Amy Klobuchar and Al Franken are among the nine Democrats on the 20-member Senate Judiciary Committee, where President Trump's nominee coasted through three days of hearings and will receive a vote next month before his confirmation goes to the full Senate.
Franken assailed corporate policies that prevent customers and employers from filing lawsuits and restrict them instead to settle grievances through arbitration – what he called a permission slip for corporations to opt out of the civil justice system.
He asked Gorsuch if it was fair to enforce arbitration in all cases, describing how a Minnesota soldier who served in Iraq saw his house foreclosed upon and was prevented from filing a class action suit involving other service members.
"I'm a big believer in jury trials," said Gorsuch, adding that he'd worked with colleagues to make litigation cheaper, faster and more accessible.
When Franken asked if the blocking of the suit was unconscionable, Gorsuch said that if he was a lawyer that would be an argument -- and that he'd possibly ask Congress to revisit the nearly century-old Federal Arbitration Act.
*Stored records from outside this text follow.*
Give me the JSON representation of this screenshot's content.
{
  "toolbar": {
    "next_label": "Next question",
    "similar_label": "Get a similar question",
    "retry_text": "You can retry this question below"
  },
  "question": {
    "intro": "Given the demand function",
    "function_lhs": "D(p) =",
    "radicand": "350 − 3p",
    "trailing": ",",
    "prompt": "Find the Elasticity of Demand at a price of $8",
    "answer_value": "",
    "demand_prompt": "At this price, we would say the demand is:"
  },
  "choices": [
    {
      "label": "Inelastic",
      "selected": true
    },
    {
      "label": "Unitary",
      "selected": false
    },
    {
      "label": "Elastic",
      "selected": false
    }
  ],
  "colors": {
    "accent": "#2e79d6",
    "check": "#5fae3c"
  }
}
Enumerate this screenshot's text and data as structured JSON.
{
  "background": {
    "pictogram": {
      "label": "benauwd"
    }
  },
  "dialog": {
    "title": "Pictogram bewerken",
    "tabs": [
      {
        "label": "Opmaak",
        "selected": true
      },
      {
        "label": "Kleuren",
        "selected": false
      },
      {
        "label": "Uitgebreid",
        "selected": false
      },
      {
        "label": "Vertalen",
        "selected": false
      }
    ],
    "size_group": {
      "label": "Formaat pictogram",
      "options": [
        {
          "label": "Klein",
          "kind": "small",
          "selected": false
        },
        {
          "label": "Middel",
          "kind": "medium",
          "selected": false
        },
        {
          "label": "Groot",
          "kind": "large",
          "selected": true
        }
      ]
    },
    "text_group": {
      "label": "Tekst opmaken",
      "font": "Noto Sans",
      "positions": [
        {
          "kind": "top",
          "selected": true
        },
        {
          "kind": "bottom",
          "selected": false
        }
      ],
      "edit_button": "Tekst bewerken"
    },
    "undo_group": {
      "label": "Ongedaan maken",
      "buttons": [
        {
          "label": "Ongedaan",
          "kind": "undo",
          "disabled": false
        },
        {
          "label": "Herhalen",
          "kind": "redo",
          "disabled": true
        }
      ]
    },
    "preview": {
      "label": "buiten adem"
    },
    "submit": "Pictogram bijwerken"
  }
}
Franken said he was worried about various 5-4 decisions on the Supreme Court under Chief Justice John Roberts that had restricted people's rights to a jury trial "and that's why frankly there's so much at stake here … There's a sort of core group of cases in which the Roberts court continually has ruled in favor of corporations and against workers and consumers that's what this is about."
Noting that Trump's election was supposed to be about the little guy, Franken added that Democrats were trying to figure out whether they'd see a continuation of bias toward big money "where the weight shifts against the little guy and for the big guy.